Kindia, la mythique Place des Martyrs s’est métamorphosée en un sanctuaire de la culture Soussou, marquant en fanfare l’ouverture de la 6e édition du festival Kania Soli. Pendant 72 heures, la “Cité des Agrumes” vibrera au rythme des danses ancestrales, des chants traditionnels et des couleurs éclatantes du patrimoine Soussou, dans une communion festive où passé, présent et avenir se donnent rendez-vous.

Ce festival, devenu une référence nationale, est bien plus qu’un événement culturel : c’est une affirmation identitaire, un retour aux sources, un moment de transmission et de renaissance pour les fils et filles de Kania. À travers Kania Soli, c’est tout l’héritage culturel du peuple Soussou qui est mis en lumière, célébré avec ferveur et partagé avec fierté.
Dès les premières lueurs du jour, la ville a été gagnée par une effervescence exceptionnelle. Vêtus de somptueux boubous en Kendili, tissu traditionnel emblématique, les Kindianais – enfants, anciens, notables et visiteurs – ont afflué par centaines vers la Place des Martyrs, animés par un même esprit : honorer les racines de leur culture.
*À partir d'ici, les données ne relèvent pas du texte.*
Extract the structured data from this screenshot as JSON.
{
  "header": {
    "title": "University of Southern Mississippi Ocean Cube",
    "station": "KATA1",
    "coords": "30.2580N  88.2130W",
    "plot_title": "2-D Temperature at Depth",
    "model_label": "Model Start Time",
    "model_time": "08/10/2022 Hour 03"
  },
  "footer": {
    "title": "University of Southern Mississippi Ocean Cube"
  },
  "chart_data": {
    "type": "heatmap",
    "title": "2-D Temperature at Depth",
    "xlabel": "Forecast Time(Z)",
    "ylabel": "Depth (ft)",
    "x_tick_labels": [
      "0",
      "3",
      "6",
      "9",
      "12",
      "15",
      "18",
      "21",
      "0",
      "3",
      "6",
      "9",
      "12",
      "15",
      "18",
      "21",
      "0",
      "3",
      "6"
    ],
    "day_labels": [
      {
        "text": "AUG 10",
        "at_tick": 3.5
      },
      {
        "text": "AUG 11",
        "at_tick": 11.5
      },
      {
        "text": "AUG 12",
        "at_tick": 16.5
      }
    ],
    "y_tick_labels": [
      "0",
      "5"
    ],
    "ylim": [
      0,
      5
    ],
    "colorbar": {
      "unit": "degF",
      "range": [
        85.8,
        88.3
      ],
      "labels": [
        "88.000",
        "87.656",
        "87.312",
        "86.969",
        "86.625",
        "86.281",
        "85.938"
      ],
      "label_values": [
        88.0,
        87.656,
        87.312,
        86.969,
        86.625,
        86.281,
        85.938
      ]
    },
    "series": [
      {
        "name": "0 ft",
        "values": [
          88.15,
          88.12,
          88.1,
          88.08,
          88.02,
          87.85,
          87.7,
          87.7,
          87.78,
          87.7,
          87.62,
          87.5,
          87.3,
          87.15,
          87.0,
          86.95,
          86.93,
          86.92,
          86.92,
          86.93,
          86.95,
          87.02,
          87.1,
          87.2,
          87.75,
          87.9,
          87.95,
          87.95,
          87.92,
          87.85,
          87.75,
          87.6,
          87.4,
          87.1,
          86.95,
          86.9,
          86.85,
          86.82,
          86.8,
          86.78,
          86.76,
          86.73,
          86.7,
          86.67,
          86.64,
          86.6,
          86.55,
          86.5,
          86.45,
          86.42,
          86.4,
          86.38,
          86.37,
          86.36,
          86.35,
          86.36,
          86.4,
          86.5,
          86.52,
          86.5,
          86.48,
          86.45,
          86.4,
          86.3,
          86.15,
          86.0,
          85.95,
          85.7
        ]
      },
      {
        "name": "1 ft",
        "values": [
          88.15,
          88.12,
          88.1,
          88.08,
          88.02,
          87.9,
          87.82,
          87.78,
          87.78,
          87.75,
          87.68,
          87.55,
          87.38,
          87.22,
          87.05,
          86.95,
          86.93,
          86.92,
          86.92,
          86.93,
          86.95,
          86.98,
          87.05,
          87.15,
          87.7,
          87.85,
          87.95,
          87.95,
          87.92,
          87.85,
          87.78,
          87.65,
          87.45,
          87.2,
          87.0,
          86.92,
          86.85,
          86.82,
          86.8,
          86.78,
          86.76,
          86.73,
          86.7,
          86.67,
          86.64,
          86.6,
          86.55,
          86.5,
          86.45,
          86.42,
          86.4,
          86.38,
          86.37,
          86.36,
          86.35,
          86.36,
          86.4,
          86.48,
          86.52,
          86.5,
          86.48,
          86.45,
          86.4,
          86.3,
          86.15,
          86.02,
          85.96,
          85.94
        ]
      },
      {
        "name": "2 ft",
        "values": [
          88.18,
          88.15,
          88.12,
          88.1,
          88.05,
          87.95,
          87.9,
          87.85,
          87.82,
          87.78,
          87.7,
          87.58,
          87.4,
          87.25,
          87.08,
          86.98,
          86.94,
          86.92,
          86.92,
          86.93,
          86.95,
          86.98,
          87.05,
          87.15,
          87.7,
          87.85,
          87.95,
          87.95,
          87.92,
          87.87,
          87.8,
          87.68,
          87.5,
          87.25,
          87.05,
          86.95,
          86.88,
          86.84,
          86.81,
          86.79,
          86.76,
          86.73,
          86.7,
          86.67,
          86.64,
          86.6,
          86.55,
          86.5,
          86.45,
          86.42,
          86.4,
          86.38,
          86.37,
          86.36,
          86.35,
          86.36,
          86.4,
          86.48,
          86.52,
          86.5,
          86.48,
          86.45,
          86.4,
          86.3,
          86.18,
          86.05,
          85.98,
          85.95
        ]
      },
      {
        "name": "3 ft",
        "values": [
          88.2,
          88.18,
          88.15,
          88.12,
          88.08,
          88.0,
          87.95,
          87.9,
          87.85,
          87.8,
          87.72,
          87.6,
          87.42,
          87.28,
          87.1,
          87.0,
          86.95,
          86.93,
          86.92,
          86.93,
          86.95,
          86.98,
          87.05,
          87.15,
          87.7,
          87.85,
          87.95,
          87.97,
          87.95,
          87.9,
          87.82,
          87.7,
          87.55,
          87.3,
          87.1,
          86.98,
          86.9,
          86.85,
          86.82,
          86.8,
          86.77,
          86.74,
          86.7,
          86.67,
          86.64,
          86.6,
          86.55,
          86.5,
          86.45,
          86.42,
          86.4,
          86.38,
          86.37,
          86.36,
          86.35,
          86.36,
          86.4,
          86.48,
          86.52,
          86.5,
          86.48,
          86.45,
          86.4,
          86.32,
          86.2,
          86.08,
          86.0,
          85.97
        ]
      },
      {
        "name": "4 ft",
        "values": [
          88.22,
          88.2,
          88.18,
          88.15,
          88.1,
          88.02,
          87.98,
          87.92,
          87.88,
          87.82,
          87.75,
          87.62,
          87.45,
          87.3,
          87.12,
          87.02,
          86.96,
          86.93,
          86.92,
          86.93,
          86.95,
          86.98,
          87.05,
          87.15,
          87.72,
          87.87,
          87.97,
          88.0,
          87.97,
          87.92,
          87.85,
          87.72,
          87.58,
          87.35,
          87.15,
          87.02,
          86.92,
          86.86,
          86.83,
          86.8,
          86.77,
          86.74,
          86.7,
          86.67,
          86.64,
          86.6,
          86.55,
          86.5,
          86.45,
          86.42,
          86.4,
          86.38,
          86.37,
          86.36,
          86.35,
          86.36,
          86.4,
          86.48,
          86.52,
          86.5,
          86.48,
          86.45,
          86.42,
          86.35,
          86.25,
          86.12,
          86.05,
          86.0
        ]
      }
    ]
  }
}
Le décor, soigneusement préparé, reflétait la solennité et la chaleur de l’événement. Le site, impeccablement nettoyé et décoré, doit une fière chandelle à l’engagement silencieux mais remarquable des femmes de Kania, véritables gardiennes de la tradition et actrices essentielles de cette réussite.

Au-delà de la fête, Kania Soli est une vitrine de la richesse linguistique, artistique et spirituelle des Soussous, peuple fondateur de la ville de Kindia et pilier de l’histoire de la Basse-Côte. C’est un temps fort qui magnifie le rôle de la culture dans le renforcement de la cohésion sociale, le dialogue entre générations et la préservation de l’identité nationale.
Par son rayonnement, le festival Kania Soli s’impose désormais comme un pilier incontournable du calendrier culturel guinéen, et une véritable fierté pour la nation tout entière.